Le Cameroun nous servira d'échantillon dans l'hémisphère Sud du fait de sa position stratégique dans la politique Africaine de la France(Oyono,1990). Ne dit-on pas souvent que le Cameroun est une « Afrique en miniature » du fait de ses caractéristiques particulières qui en font un « microcosme de l'Afrique » ?

· Sur le plan chronologique

Nous voulons étudier cette nouvelle forme de coopération internationale entre la France et le Cameroun depuis 1990. Cette date marque la signature de la convention cadre franco-camerounaise relative à la coopération décentralisée. Il ne s'agit pas ici de croire qu'il n'existait pas de Coopération Décentralisée franco- camerounaise avant cette date - d'ailleurs la ville de Bafoussam (Cameroun) est jumelée à celle de Bayeux (France) par un accord du 18 Février 1966 et dans sa forme actuelle, la Coopération Décentralisée lie des collectivités des deux pays depuis 1984 (Nach Mback, 1994) - mais de cerner les logiques qui sont inhérentes à cette coopération à partir de l'évènement de novembre 1990. Il n'est pas superfétatoire, nous semble-t-il ,de rappeler que le socle institutionnel de la Coopération Décentralisée est balisé à l'origine par la convention- cadre de Madrid proclamée au sein du conseil de l'Europe en 1980 (Ekoumou, 1991). Seulement, il faut remarquer que cette coopération était restrictive car se limitant à la sphère européenne et ayant pour objectifs avoués la consolidation des relations de voisinage et la promotion des rapprochements entre collectivités locales européennes. C'est à partir de la convention de Madrid que le mouvement prendra une tournure vertigineuse pour se répandre plus tard dans les autres continents. Certains Etats d'Afrique noire connaîtront véritablement ce mouvement avec la crise des autoritarismes ou tout simplement ce que Bourmaud(1997), empruntant le vocabulaire de Jean François Bayart appellera plus tard la « décompression autoritaire ».

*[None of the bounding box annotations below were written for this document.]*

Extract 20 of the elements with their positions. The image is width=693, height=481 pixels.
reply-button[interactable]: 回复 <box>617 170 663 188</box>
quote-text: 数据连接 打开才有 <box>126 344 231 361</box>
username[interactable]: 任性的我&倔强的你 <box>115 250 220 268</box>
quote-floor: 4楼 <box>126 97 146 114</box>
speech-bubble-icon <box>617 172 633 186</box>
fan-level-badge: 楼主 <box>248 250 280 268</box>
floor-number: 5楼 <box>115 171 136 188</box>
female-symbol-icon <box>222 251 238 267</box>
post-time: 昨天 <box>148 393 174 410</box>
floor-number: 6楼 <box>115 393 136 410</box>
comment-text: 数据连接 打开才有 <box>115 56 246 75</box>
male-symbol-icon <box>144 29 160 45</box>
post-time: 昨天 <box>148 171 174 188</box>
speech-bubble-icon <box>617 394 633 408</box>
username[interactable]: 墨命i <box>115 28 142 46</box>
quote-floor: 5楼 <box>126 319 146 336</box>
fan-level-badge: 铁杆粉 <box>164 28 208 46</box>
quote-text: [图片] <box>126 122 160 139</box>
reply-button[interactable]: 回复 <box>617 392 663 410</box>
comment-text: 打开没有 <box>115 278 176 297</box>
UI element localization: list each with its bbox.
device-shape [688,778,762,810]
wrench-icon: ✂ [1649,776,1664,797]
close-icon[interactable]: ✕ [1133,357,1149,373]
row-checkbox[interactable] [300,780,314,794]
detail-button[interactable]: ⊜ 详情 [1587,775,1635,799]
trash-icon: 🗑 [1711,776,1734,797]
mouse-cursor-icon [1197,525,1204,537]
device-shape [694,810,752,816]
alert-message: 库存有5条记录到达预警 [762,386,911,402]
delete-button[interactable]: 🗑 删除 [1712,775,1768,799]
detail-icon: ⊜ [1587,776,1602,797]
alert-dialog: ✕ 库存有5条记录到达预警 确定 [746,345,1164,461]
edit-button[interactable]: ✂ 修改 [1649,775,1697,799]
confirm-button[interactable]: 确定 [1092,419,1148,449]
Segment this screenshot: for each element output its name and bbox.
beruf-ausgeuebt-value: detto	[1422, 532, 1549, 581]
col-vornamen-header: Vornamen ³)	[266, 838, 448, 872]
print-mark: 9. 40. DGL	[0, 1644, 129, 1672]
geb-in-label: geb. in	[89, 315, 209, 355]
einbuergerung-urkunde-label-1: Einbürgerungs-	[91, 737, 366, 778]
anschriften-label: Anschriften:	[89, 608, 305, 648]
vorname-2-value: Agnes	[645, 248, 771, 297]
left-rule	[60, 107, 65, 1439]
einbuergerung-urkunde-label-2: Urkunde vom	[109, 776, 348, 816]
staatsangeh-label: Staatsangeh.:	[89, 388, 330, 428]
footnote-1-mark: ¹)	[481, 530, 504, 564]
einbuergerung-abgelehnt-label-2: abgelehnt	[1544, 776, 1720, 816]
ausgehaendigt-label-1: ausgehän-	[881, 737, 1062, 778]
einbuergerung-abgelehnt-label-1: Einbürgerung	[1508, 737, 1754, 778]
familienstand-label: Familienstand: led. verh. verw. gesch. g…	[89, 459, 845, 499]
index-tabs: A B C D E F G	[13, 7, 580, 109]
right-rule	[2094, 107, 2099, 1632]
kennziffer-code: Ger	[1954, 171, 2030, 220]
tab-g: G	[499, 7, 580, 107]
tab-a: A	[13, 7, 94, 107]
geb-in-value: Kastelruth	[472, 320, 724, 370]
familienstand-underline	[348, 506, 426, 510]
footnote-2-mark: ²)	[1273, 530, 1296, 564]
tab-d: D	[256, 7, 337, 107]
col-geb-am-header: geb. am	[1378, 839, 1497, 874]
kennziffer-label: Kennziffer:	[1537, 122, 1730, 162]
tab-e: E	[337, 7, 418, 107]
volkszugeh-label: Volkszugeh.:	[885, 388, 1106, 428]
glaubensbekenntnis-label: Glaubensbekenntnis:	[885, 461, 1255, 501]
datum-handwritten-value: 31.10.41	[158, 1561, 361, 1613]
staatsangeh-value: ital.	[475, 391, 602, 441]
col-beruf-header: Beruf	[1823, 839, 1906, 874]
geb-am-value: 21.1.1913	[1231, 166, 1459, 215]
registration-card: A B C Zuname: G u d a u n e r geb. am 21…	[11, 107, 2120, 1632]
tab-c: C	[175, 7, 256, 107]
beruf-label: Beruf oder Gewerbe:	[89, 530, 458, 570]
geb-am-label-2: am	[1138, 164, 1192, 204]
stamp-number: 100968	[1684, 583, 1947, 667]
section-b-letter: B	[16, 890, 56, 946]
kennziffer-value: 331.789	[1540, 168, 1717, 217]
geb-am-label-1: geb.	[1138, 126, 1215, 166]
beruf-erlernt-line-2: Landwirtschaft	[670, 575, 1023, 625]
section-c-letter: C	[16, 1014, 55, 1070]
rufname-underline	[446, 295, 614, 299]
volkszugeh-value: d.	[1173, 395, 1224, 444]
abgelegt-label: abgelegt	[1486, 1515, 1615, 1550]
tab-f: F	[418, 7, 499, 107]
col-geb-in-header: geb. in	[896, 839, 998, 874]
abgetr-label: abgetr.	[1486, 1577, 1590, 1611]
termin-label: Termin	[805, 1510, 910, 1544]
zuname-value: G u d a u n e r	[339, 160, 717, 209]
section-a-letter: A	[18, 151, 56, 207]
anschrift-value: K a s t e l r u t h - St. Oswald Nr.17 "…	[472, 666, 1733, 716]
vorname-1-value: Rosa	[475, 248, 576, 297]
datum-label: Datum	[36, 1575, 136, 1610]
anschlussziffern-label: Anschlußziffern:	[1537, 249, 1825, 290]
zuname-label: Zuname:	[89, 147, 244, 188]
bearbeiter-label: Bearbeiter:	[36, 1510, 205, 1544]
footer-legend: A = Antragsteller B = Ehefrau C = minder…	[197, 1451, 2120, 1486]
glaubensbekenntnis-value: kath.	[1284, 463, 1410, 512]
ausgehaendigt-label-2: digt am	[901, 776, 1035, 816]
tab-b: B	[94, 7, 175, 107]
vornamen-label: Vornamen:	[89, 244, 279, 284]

Quelques clarifications conceptuelles

Si les hommes prenaient la peine de s'entendre au préalable sur les mots qu'ils allaient utiliser, il y aurait moins de problèmes dans le monde. C'est fort de cette somptueuse allégation d'Aristote (384-329) que nous voulons dégager la spécificité de sens mieux, la polysémie que renferment les concepts clés de notre étude à savoir, coopération décentralisée, collectivités territoriales décentralisées, partenariat...

1) La coopération décentralisée

La notion de "coopération décentralisée" est multidimensionnelle et certains auteurs cèdent à la tentation de parler des « coopérations décentralisées » (collectif de thiers, 1983). Mais la coopération décentralisée est une et une seule (Nach Mback, 1994). Dans la pratique, le même terme de « coopération décentralisée » peut revêtir des significations différentes et englober de manière plus ou moins extensive l'ensemble des acteurs de la coopération internationale. D'ailleurs, le règlement du conseil d'Europe accorde la qualité d'agent de coopération décentralisée à tous les acteurs dits "infra étatiques" ; c'est-à-dire toutes les organisations et personnes morales qui ne relèvent pas directement du gouvernement, qu'elles soient publiques ou privées. Il peut s'agir de la sorte aussi bien de collectivités et autorités territoriales ou locales que d'associations, d'ONGs et autres partenaires publics ou privés.

En revanche, selon les termes du droit français, la qualité et le statut d'agent de coopération décentralisée sont réservés uniquement aux collectivités et autorités territoriales car on considère qu'il s'agit des relations décentralisées au sens public de l'expression (Santus, 2003 : 8).

Pour Jean-Louis Vénard, la Coopération Décentralisée s'entend aujourd'hui dans un double sens : d'une part, les institutions de coopération tendent de plus en plus à favoriser la mobilisation des collectivités locales des pays développés au service du développement urbain en Afrique en apportant des compléments de financement aux accords directs passés entre villes du Nord et du Sud désignés sous le nom de "jumelage - coopération". D'autre part, selon le sens qui lui est donné par la CEE, la coopération décentralisée a pour objet de mettre l'aide au développement directement à la disposition des collectivités locales du Sud en contournant les administrations centrales des Etats (Jaglin et Dubresson, 1993). Allant dans le même sens, Franck Petiteville définit la coopération décentralisée comme une nouvelle forme de coopération internationale avec pour pendant l'acheminement de l'APD au Sud, aussi utilise-t-il avec insistance l'expression "coopération décentralisée pour le développement", pour catégoriser les relations Nord-Sud (Petiteville, 1995). Remarquons que ces différentes approches de la coopération décentralisée Nord-Sud sont essentiellement réductionnistes et constituent un facteur de minorisation de cette nouvelle forme de coopération internationale car, occultant, mieux faisant l'impasse sur les différentes interactions et/ou légitimations réciproques qui sont à l'oeuvre dans ce jeu. Laissons Bernard Dolez définir pour nous la "coopération décentralisée".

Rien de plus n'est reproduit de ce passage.